Steve Vondran: Sure. So, when it comes to our international markets, we have a variety of contract structures, and sometimes they depend on whether it’s with an acquisition that we did or build-to-suits or a bigger part of the business there. So, I would say, there’s a lot more variation in terms of how we construct our contracts internationally. We do have a couple of holistic-type deals internationally. Again, a little bit different flavor than we would have in the US, but we do try to utilize those contract structures. I think that’s something that may be an opportunity for us over time, but it takes time to get the customers to understand those. They’re not typically used in a lot of those markets. And so, kind of educating them on the benefits of those type structures and seeing the experience that our US customers have had in terms of being able to continue to utilize those agreements and see value from them, is something that may take some time.

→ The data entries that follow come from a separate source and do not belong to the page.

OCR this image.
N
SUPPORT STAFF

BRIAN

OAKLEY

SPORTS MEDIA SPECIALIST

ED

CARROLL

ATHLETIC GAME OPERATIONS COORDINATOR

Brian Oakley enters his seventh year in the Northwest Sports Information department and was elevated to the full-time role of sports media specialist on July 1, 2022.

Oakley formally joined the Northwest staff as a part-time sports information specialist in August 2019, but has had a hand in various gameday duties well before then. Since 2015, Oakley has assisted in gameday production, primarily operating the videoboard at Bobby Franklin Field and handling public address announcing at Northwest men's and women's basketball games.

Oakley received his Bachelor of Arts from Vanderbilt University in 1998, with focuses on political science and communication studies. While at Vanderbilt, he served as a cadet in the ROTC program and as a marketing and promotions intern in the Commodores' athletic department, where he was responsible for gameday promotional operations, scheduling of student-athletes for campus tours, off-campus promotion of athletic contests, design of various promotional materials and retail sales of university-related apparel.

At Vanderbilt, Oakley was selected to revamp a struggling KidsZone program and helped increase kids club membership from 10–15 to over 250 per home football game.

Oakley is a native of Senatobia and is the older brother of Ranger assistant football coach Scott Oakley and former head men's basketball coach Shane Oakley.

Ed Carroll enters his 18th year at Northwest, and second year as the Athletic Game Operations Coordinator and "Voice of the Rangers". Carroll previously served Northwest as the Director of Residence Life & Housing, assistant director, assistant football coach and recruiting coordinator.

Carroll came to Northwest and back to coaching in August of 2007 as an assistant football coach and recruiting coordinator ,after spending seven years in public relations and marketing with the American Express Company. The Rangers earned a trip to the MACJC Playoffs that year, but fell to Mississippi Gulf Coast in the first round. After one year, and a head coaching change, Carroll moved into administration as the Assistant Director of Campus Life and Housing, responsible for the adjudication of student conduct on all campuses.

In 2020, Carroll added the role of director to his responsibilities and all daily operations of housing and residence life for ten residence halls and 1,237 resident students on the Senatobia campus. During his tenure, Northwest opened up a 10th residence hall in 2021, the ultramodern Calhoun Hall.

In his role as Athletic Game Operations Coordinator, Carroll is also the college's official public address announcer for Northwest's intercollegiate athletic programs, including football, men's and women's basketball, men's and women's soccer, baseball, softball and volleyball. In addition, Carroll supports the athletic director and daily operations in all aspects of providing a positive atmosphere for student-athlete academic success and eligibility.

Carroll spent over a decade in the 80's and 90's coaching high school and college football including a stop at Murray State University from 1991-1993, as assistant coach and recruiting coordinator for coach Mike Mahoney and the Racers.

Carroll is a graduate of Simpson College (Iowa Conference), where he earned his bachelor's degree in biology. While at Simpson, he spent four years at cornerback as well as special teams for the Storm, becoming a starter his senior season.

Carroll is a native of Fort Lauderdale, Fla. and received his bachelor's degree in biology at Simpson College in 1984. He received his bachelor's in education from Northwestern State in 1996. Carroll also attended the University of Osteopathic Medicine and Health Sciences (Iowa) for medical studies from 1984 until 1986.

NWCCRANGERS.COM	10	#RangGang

In terms of the US agreements at the end of the year this year, there’s nothing that we would point to specifically on that, that we’re talking about publicly at this point. So, I would expect a ton of change there

Jon Atkin: And any change into 2025, given that these are often five years in duration.

Steve Vondran: Well, look, it’s a little early for us to be giving any type of guidance for 2025. But look, we think that our fundamental growth algorithm kind of holds true. And so, when we look at 2025, we continue to see strong fundamentals in our business, and that includes a continuation of solid US and Canada organic tenant billings growth, even while we’re still absorbing some headwinds associated with that final tranche of Sprint churn that happens in Q4 of this year. We see leasing volumes in Africa and Europe remaining positive, with churn remaining low in Europe, and an expectation for further moderation in China and Africa, continued strong growth from CoreSite, especially as we’re commencing those kind of record levels of new business that we’ve signed since the transaction was consummated.

And we’ll complement that top line growth with, again, continuing to focus on margin expansion and cost discipline, and continue to be very disciplined in our capital allocation. Now, that growth is going to be a little bit offset by the headwinds we have in Latin America because we do see an elevated consolidation churn environment there for the next few years, and that’s going to keep Latin America kind of in that low single-digit growth. And then again, when you think about 2025 and beyond, there’s a lot of variables that we’re keeping our eyes on, like FX rates, interest rates. Services is inherently harder to predict. So, we won’t be trying to guide anything on that until early next year. And then the timing of the India closing will also have an impact on what that AFFO per share growth rate is, although we think we’ve been very clear about what that means to us.

I think most of our investors understand the variability on that with the timing. But all those kind of variables, we think point to our long-term growth algorithm remaining strong in 2025 and beyond.